In creating his British version, Eric applied the culinary skills and the values ​​of quality and service he acquired in Megève and around the world.

As regular readers of these reviews know, during the lockdown, we asked for restaurant recommendations from MBY forum users. Having visited Les Enfants Terribles in 2019, it is not surprising to see his name proposed by several users of the forum, which could not be more eloquent.


For anyone with a taste for fish, I would go so far as to say that I think it would be very difficult to come out disappointed with Enfants Terribles.

It might have been a long time ago, but Mrs S and I remember the experience as flawless from start to finish, with beautiful, fresh produce cooked, presented and served with the utmost care.

We really enjoyed the relaxed atmosphere of the saloon-like bistro, and a special touch was that Eric appeared outside the house a couple of times during the evening to personally check that everyone was happy.

We both took mental notes to get back as soon as possible. In fact, the weather changed and we were forced into an unexpected extended stay in the city marina.

We decided to give it a try for a second visit to the restaurant but – holy blue and damn it – the word must have leaked already as the place was rammed for the rest of the week.

A second mental note was made to return the following year, but the pandemic got in the way. As of this writing, we hope this will be the lucky third time – Eric is waiting to wait for our call!

Getting there by boat

From the west Weymouth requires you to bypass Portland Bill, and from the east there is the Lulworth Ranges Glove to run – so in terms of dangers, take your pick! Once safely in Weymouth Bay, the harbor entered between two piers.

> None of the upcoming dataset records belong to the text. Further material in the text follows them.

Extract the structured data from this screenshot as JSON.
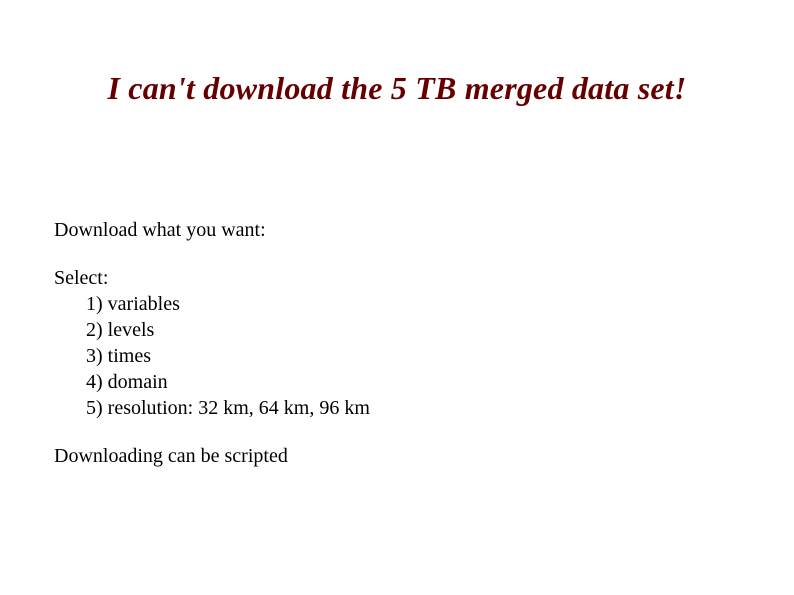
{
  "title": "I can't download the 5 TB merged data set!",
  "intro": "Download what you want:",
  "select_label": "Select:",
  "items": [
    "1) variables",
    "2) levels",
    "3) times",
    "4) domain",
    "5) resolution: 32 km, 64 km, 96 km"
  ],
  "footer": "Downloading can be scripted"
}
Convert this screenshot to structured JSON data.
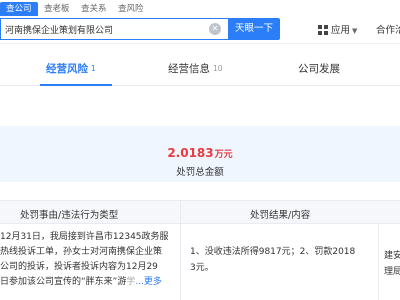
{
  "tabs": [
    {
      "label": "查公司"
    },
    {
      "label": "查老板"
    },
    {
      "label": "查关系"
    },
    {
      "label": "查风险"
    }
  ],
  "search": {
    "value": "河南携保企业策划有限公司",
    "button_label": "天眼一下"
  },
  "header": {
    "apps_label": "应用",
    "cooperate_label": "合作洽"
  },
  "section_tabs": [
    {
      "label": "经营风险",
      "count": "1"
    },
    {
      "label": "经营信息",
      "count": "10"
    },
    {
      "label": "公司发展",
      "count": ""
    }
  ],
  "summary": {
    "amount": "2.0183",
    "unit": "万元",
    "label": "处罚总金额"
  },
  "table": {
    "headers": [
      "处罚事由/违法行为类型",
      "处罚结果/内容"
    ],
    "rows": [
      {
        "reason_lines": [
          "12月31日，我局接到许昌市12345政务服",
          "热线投诉工单，孙女士对河南携保企业策",
          "公司的投诉，投诉者投诉内容为12月29",
          "日参加该公司宣传的“胖东来”游"
        ],
        "reason_fade": "学",
        "more_label": "...更多",
        "result_lines": [
          "1、没收违法所得9817元；2、罚款2018",
          "3元。"
        ],
        "extra_lines": [
          "建安",
          "理局"
        ]
      }
    ]
  },
  "colors": {
    "accent": "#2c7ef8",
    "amount": "#e63c3c",
    "summary_bg": "#f0f6ff"
  }
}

Moorings are available in the harbor channel, but many visitors will stay upstream from Town Bridge. Smaller boats can squeeze through at low tide, but larger vessels must wait for the bridge to rise every two hours. Contact the harbor master on channel 12 for more details.

Cost: £ 100 for two, based on a three-course dinner and a bottle of wine. Lunch for two, always with wine, costs around £ 70.
Times: Varies by season, check website for current information.
Verdict: Despite its name, there is nothing terrible about this restaurant, quite the contrary. And, despite the name again, kids are welcome – they even have their own menu.